= Oberraderach =

Raderach (Raderach) was the World War II location of Prüffeld-Anlage Raderach, a V-2 combustion chamber test facility and liquid oxygen factory code named "Porzellan" (porcelain), "Projekt F" and "Observatorium Raderach". Raderach calibration ensured V-2 turbopumps did not overpressure combustion chambers (there was no controller) and was planned for rocket motors to be installed by the nearby Zeppelin Works (Luftschiffbau Zeppelin GmbH) as part of the Eastern Works (V-2 facilities in the Vienna-Freidrichshafen area). Firings were visible in Switzerland across Lake Constance and testing ended shortly after the facility began operation.
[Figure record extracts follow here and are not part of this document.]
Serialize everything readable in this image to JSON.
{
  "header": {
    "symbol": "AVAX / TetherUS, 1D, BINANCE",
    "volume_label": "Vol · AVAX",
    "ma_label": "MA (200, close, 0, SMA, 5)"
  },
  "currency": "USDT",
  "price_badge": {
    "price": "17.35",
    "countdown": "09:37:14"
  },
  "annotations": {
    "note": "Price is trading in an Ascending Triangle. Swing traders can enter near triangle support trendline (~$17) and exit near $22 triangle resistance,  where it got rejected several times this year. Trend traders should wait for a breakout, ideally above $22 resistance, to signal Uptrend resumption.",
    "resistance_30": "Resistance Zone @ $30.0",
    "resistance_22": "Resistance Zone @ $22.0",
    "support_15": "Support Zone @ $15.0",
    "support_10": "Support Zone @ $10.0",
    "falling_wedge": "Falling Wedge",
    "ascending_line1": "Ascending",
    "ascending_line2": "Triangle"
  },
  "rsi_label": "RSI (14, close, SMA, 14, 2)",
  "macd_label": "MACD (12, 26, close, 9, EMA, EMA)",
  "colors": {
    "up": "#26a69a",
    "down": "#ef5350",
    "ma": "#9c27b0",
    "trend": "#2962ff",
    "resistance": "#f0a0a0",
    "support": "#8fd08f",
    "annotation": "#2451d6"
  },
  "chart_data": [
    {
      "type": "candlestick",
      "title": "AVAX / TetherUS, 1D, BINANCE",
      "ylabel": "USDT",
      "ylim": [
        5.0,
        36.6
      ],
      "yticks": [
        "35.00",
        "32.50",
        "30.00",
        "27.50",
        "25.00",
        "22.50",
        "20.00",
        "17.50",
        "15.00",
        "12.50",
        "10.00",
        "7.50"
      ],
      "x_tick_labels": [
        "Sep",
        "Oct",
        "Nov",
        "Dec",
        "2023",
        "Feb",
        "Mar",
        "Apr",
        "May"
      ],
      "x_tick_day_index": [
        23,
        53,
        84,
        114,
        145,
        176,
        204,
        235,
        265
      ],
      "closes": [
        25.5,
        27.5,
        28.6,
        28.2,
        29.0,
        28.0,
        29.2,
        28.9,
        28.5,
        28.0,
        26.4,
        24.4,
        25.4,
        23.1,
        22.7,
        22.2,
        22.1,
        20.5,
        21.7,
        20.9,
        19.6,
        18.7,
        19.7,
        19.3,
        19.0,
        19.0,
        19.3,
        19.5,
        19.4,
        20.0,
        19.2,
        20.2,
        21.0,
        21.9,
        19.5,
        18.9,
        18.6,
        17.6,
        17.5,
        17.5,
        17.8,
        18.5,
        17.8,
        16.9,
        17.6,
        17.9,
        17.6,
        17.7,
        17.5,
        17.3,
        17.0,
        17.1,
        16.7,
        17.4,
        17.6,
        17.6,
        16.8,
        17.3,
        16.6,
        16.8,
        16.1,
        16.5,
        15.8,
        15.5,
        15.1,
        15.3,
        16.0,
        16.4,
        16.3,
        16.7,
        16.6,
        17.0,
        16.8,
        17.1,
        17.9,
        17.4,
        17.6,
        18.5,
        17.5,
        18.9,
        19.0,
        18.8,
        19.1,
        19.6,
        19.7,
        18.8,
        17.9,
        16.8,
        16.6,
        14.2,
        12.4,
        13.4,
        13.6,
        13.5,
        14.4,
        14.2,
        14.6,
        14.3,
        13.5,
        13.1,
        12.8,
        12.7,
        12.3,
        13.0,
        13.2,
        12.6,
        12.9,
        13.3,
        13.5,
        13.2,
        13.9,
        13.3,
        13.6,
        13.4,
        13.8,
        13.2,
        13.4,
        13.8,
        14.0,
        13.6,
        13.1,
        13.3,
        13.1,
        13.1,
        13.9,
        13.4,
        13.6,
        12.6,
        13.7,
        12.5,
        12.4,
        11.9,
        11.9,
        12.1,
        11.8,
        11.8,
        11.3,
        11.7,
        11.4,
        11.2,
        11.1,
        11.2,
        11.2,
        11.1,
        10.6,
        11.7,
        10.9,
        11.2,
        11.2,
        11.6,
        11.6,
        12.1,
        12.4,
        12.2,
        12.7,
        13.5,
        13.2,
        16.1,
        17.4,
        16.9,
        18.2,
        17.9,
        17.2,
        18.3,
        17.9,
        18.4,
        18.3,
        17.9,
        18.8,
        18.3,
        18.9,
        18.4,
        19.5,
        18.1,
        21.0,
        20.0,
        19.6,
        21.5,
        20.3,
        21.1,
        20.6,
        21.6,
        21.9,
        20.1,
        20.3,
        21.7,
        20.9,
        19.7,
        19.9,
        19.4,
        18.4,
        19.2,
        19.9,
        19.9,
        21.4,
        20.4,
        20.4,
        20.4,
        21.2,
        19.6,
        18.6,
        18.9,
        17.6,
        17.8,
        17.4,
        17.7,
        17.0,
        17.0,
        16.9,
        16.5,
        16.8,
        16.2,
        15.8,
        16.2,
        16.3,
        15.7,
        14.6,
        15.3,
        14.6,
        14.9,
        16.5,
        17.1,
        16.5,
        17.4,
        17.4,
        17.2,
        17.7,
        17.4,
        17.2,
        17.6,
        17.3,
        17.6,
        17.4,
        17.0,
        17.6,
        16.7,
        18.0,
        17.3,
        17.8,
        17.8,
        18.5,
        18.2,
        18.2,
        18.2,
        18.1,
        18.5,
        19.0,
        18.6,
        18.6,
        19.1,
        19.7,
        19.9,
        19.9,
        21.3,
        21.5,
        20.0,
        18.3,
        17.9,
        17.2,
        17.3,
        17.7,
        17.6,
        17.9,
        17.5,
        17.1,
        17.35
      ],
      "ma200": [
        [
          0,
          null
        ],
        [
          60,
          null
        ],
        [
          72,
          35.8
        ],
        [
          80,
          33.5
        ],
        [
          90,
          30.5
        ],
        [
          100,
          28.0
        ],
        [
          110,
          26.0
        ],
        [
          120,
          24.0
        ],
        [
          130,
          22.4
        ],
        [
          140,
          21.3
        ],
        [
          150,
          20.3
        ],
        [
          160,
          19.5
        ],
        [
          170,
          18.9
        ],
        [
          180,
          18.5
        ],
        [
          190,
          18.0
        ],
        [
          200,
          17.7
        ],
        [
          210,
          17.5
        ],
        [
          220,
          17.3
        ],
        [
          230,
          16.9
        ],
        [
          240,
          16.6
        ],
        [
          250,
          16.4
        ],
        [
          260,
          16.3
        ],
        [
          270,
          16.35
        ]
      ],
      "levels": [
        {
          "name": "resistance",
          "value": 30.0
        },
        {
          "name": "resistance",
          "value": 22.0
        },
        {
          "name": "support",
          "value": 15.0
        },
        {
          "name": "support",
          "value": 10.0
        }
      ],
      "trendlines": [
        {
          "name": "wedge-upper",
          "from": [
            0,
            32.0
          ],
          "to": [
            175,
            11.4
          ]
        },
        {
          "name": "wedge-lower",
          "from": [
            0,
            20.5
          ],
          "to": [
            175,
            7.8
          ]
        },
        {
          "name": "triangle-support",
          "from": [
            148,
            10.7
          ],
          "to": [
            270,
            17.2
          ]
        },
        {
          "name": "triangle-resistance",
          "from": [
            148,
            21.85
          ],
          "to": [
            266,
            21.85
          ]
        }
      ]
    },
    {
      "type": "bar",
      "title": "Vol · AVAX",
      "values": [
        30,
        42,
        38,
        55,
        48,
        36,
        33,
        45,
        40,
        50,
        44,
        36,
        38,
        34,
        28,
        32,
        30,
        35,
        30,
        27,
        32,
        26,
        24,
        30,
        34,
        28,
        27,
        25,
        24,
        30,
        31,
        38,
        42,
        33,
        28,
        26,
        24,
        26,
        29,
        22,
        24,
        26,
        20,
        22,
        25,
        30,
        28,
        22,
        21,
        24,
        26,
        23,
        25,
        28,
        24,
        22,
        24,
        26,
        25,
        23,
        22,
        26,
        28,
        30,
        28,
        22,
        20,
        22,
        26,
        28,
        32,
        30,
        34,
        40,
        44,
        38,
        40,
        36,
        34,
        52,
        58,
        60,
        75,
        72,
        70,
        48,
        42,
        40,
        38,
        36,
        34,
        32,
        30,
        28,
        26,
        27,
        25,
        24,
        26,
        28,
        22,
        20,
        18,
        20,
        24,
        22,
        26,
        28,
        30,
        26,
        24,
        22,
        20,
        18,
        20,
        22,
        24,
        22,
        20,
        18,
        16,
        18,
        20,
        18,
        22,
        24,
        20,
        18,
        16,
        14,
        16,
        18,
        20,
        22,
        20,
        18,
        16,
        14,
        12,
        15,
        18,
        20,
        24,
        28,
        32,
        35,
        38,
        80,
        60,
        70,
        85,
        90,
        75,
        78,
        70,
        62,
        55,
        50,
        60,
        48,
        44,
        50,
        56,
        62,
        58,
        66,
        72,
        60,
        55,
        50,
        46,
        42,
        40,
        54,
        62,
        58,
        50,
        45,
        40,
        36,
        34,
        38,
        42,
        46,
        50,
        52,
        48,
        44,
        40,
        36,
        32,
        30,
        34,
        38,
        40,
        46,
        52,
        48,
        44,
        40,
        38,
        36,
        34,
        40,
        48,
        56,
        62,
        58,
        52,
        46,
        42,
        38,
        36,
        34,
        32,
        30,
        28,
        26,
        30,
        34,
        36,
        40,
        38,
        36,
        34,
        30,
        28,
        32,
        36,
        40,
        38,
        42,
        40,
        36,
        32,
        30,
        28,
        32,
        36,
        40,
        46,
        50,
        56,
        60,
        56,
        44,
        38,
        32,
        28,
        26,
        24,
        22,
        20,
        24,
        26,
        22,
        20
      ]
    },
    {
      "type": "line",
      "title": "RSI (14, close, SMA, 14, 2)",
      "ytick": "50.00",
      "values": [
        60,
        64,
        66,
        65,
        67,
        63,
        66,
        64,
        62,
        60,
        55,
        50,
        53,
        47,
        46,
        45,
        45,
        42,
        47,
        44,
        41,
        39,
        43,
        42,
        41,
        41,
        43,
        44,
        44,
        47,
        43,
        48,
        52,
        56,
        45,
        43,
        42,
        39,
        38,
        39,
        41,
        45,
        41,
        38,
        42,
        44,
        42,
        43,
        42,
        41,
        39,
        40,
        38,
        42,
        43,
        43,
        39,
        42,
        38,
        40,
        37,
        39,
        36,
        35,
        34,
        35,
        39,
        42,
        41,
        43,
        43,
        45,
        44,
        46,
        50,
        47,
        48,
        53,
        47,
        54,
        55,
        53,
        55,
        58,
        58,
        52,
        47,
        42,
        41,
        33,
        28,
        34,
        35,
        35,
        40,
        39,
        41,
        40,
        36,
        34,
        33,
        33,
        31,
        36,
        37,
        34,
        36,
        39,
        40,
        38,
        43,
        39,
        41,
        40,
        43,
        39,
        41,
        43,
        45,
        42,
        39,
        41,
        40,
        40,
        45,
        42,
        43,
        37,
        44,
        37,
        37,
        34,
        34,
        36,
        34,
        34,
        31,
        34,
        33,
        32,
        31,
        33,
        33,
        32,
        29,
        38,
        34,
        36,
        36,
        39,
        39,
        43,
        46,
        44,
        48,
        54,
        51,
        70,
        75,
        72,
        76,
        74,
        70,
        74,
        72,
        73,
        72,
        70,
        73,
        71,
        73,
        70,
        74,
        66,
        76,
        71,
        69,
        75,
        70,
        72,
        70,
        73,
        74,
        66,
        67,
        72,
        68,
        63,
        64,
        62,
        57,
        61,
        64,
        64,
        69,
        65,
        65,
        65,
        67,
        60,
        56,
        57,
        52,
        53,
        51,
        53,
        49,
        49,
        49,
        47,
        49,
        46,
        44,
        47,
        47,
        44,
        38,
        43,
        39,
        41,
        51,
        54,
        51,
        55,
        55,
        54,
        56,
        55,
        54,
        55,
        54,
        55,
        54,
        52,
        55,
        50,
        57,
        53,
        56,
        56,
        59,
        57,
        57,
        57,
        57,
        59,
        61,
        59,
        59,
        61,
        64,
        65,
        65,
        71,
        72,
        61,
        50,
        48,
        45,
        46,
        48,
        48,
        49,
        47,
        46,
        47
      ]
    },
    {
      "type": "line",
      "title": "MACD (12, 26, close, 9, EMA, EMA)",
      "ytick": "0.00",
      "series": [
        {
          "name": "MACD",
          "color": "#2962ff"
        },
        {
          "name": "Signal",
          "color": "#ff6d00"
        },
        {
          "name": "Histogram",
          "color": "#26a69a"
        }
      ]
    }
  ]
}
The first design sketches for the Raderach facility were prepared by Bernhard Tessmann of the Peenemünde Army Research Center, and Captain König was the military representative at Raderach.. By mid-1942, the German Army had started construction of the Raderach motor test stand, and the liquid oxygen (A-stoff) factory with five machines for a combined monthly capacity of 1500 tons. On July 25, 1943, British V-2 intelligence reported that aerial photographic reconnaissance of Friedrichshafen depicted rocket firing sites like those at the Peenemünde Army Research Center. By 1944 the test area was not operating any more, but liquid oxygen production continued. On August 3, 1944, the test facility and the ZF Friedrichshafen at Friedrichshafen were bombed. The 461st Bombardment Group's primary target was the "Raderach Chemical Works", and the Zahnradfabrik (gearwheel factory) secondary target was also bombed. The 485th Bombardment Group attacked the "Ober chemical works" on August 16. Oberraderach operated four liquid oxygen machines throughout the rocket blitz from September 1944 through the end of April 1945, when French troops captured the site.